Bien sûr les boutiquiers n’ont rien inventé du tout. Ils se fondent simplement sur une expérience qui a deux mille ans d’âge. Car, faut-il le rappeler, la méthode vient en droite ligne de Jésus, roi des Juifs et fils de Dieu, rien de moins que le créateur du monde, commerçant jusqu’à la moelle. Aussi bien la méthode tient en deux mots : promettre ce qui n’existe pas, faire comme si le démenti constant de ce qui est, de ce qui est visible, tangible jusqu’à vous faire hurler de douleur, était nul. De pain ? Pensez-vous ! Mais c’est ma chair même. Du vin ? Vous voulez rire ! Mais c’est mon sens que vous buvez » p. 87.

 

« Si bien que l’on pourrait observer que le peuple équivaut en quelque sorte à une sphère dont la circonférence est partout et le centre nulle part. Or de temps en temps, sans crier gare, un grand remous se produit, qui s’enfle, qui déferle, et l’on voit le peuple tout entier descendre dans la rue. Le voilà donc enfin celui que l’on cherchait vainement jusque-là, dont on était bien près de croire qu’il n’était que fumée, et qui pareil à une énorme vague fracassante s’abat sur les villes, pulvérisant tout sur son passage. […]Mai c’était une existence éphémère. Que les rênes viennent à manquer ou qu’elles rompent dans la mêlée, cette force immense livrée à elle-même aussitôt se morcelle et s’effrite, pour retourner lentement au silence et à ses ornières ancestrales » p.91

 

« Or il convient de faire ici une remarque banale mais quand même singulière. Contrairement à ce que depuis cent ans l’on n’a pas cessé d’affirmer sur tous les tons, en tous lieux, à tous propos, le peuple est foncièrement réactionnaire. Ni créateur ni inspiré. Le misonéisme est son sentiment naturel. Il n’abhorre rien tant que l’aventure et le changement, la rupture de ses plus médiocres habitudes. L’histoire du travail humain est aussi bien l’histoire d’une suite ininterrompue de sourdes protestations du peuple contre l’amélioration de son sort. […] Et le peuple n’aime en vrai que le sommeil, ses aises, les maigres aises qui lui sont données presque de force ; grâce à lui certes, mais en même temps malgré lui. Il n’aime rien tant que de ne penser à rien. S’il pense malgré tout, s’il désire si peu que ce soit, ce ne peut être qu’à la condition de se détacher, de s’isoler de la masse amorphe et engourdie, c’est-à-dire de cesser de se confondre avec cette abstraction que l’on nomme « le peuple », de cesser de l’être, ou mieux : de cesser de pas être, tout simplement. Bref de devenir « un homme ». p. 92-93.

 

 « Car rien n’est plus mêlé, moins pur, que ces irruptions impromptues. Le peuple est un acteur prodigieux, qui se plie à tous les rôles, les assume tous à la fois, bourreau et victime, juge et criminel ; écrasant de son pas lourd et souverain les subtilités théoriques comme les guerres et les maladies font les hypothèses des historiens et des médecins. D’où vient qu’il passe sans discontinuer du « fascisme » au « communisme », au désespoir, dans les moments de fièvre, des idéologues vétilleux. La révolte est le creuset où toutes les doctrines se mêlent et se consument d’un seul coup, où la vie soudain les calcine et les transcende d’un seul et gigantesque bond.
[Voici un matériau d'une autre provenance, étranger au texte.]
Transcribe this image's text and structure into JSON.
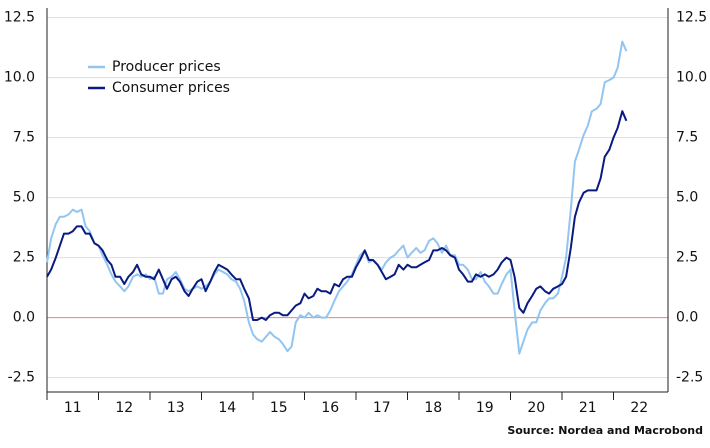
{
  "chart_data": {
    "type": "line",
    "source": "Source: Nordea and Macrobond",
    "x": [
      2011.0,
      2011.08,
      2011.17,
      2011.25,
      2011.33,
      2011.42,
      2011.5,
      2011.58,
      2011.67,
      2011.75,
      2011.83,
      2011.92,
      2012.0,
      2012.08,
      2012.17,
      2012.25,
      2012.33,
      2012.42,
      2012.5,
      2012.58,
      2012.67,
      2012.75,
      2012.83,
      2012.92,
      2013.0,
      2013.08,
      2013.17,
      2013.25,
      2013.33,
      2013.42,
      2013.5,
      2013.58,
      2013.67,
      2013.75,
      2013.83,
      2013.92,
      2014.0,
      2014.08,
      2014.17,
      2014.25,
      2014.33,
      2014.42,
      2014.5,
      2014.58,
      2014.67,
      2014.75,
      2014.83,
      2014.92,
      2015.0,
      2015.08,
      2015.17,
      2015.25,
      2015.33,
      2015.42,
      2015.5,
      2015.58,
      2015.67,
      2015.75,
      2015.83,
      2015.92,
      2016.0,
      2016.08,
      2016.17,
      2016.25,
      2016.33,
      2016.42,
      2016.5,
      2016.58,
      2016.67,
      2016.75,
      2016.83,
      2016.92,
      2017.0,
      2017.08,
      2017.17,
      2017.25,
      2017.33,
      2017.42,
      2017.5,
      2017.58,
      2017.67,
      2017.75,
      2017.83,
      2017.92,
      2018.0,
      2018.08,
      2018.17,
      2018.25,
      2018.33,
      2018.42,
      2018.5,
      2018.58,
      2018.67,
      2018.75,
      2018.83,
      2018.92,
      2019.0,
      2019.08,
      2019.17,
      2019.25,
      2019.33,
      2019.42,
      2019.5,
      2019.58,
      2019.67,
      2019.75,
      2019.83,
      2019.92,
      2020.0,
      2020.08,
      2020.17,
      2020.25,
      2020.33,
      2020.42,
      2020.5,
      2020.58,
      2020.67,
      2020.75,
      2020.83,
      2020.92,
      2021.0,
      2021.08,
      2021.17,
      2021.25,
      2021.33,
      2021.42,
      2021.5,
      2021.58,
      2021.67,
      2021.75,
      2021.83,
      2021.92,
      2022.0,
      2022.08,
      2022.17,
      2022.25
    ],
    "series": [
      {
        "name": "Producer prices",
        "color": "#92c5f0",
        "values": [
          2.3,
          3.3,
          3.9,
          4.2,
          4.2,
          4.3,
          4.5,
          4.4,
          4.5,
          3.8,
          3.6,
          3.1,
          3.0,
          2.6,
          2.2,
          1.8,
          1.5,
          1.3,
          1.1,
          1.3,
          1.7,
          1.8,
          1.7,
          1.8,
          1.6,
          1.7,
          1.0,
          1.0,
          1.6,
          1.7,
          1.9,
          1.6,
          1.2,
          1.1,
          1.2,
          1.3,
          1.2,
          1.3,
          1.5,
          1.8,
          2.0,
          1.9,
          1.8,
          1.6,
          1.5,
          1.2,
          0.7,
          -0.2,
          -0.7,
          -0.9,
          -1.0,
          -0.8,
          -0.6,
          -0.8,
          -0.9,
          -1.1,
          -1.4,
          -1.2,
          -0.2,
          0.1,
          0.0,
          0.2,
          0.0,
          0.1,
          0.0,
          0.0,
          0.3,
          0.7,
          1.1,
          1.3,
          1.5,
          1.8,
          2.2,
          2.6,
          2.8,
          2.3,
          2.4,
          2.2,
          2.0,
          2.3,
          2.5,
          2.6,
          2.8,
          3.0,
          2.5,
          2.7,
          2.9,
          2.7,
          2.8,
          3.2,
          3.3,
          3.1,
          2.7,
          3.0,
          2.6,
          2.6,
          2.2,
          2.2,
          2.0,
          1.6,
          1.6,
          1.9,
          1.5,
          1.3,
          1.0,
          1.0,
          1.4,
          1.8,
          2.0,
          0.3,
          -1.5,
          -1.0,
          -0.5,
          -0.2,
          -0.2,
          0.3,
          0.6,
          0.8,
          0.8,
          1.0,
          1.7,
          2.5,
          4.5,
          6.5,
          7.0,
          7.6,
          8.0,
          8.6,
          8.7,
          8.9,
          9.8,
          9.9,
          10.0,
          10.4,
          11.5,
          11.1
        ]
      },
      {
        "name": "Consumer prices",
        "color": "#0b1a80",
        "values": [
          1.7,
          2.0,
          2.5,
          3.0,
          3.5,
          3.5,
          3.6,
          3.8,
          3.8,
          3.5,
          3.5,
          3.1,
          3.0,
          2.8,
          2.4,
          2.2,
          1.7,
          1.7,
          1.4,
          1.7,
          1.9,
          2.2,
          1.8,
          1.7,
          1.7,
          1.6,
          2.0,
          1.6,
          1.2,
          1.6,
          1.7,
          1.5,
          1.1,
          0.9,
          1.2,
          1.5,
          1.6,
          1.1,
          1.5,
          1.9,
          2.2,
          2.1,
          2.0,
          1.8,
          1.6,
          1.6,
          1.2,
          0.8,
          -0.1,
          -0.1,
          0.0,
          -0.1,
          0.1,
          0.2,
          0.2,
          0.1,
          0.1,
          0.3,
          0.5,
          0.6,
          1.0,
          0.8,
          0.9,
          1.2,
          1.1,
          1.1,
          1.0,
          1.4,
          1.3,
          1.6,
          1.7,
          1.7,
          2.1,
          2.4,
          2.8,
          2.4,
          2.4,
          2.2,
          1.9,
          1.6,
          1.7,
          1.8,
          2.2,
          2.0,
          2.2,
          2.1,
          2.1,
          2.2,
          2.3,
          2.4,
          2.8,
          2.8,
          2.9,
          2.8,
          2.6,
          2.5,
          2.0,
          1.8,
          1.5,
          1.5,
          1.8,
          1.7,
          1.8,
          1.7,
          1.8,
          2.0,
          2.3,
          2.5,
          2.4,
          1.7,
          0.4,
          0.2,
          0.6,
          0.9,
          1.2,
          1.3,
          1.1,
          1.0,
          1.2,
          1.3,
          1.4,
          1.7,
          2.9,
          4.2,
          4.8,
          5.2,
          5.3,
          5.3,
          5.3,
          5.8,
          6.7,
          7.0,
          7.5,
          7.9,
          8.6,
          8.2
        ]
      }
    ],
    "xlim": [
      2011,
      2023
    ],
    "xticks": [
      {
        "value": 2011.5,
        "label": "11"
      },
      {
        "value": 2012.5,
        "label": "12"
      },
      {
        "value": 2013.5,
        "label": "13"
      },
      {
        "value": 2014.5,
        "label": "14"
      },
      {
        "value": 2015.5,
        "label": "15"
      },
      {
        "value": 2016.5,
        "label": "16"
      },
      {
        "value": 2017.5,
        "label": "17"
      },
      {
        "value": 2018.5,
        "label": "18"
      },
      {
        "value": 2019.5,
        "label": "19"
      },
      {
        "value": 2020.5,
        "label": "20"
      },
      {
        "value": 2021.5,
        "label": "21"
      },
      {
        "value": 2022.5,
        "label": "22"
      }
    ],
    "ylim": [
      -3.1,
      12.9
    ],
    "yticks": [
      -2.5,
      {
        "value": 0,
        "label": "0.0"
      },
      2.5,
      {
        "value": 5,
        "label": "5.0"
      },
      7.5,
      {
        "value": 10,
        "label": "10.0"
      },
      12.5
    ],
    "y2lim": [
      -3.1,
      12.9
    ],
    "y2ticks": [
      -2.5,
      {
        "value": 0,
        "label": "0.0"
      },
      2.5,
      {
        "value": 5,
        "label": "5.0"
      },
      7.5,
      {
        "value": 10,
        "label": "10.0"
      },
      12.5
    ],
    "grid": true,
    "zero_line_color": "#e8837a",
    "legend": "upper left"
  }
}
C’est au tour des théories de la rattraper : l’insurrection devient un art. Et c’est dans cette course décisive contre le temps, où chaque seconde est précieuse, où chaque minute est exceptionnelle, où chaque heure est grosse de miracles, que la révolution et la contre-révolution s’affrontent sans reprendre haleine    […] Mais quelle que soit cette issue, le peuple n’est pas, et par définition ne peut être, révolutionnaire. Il n’est de la révolution que l’outil ; l’agent et non la cause ». pp. 95-96



[1]Le livre noir du communisme, Robert Laffont, 1997.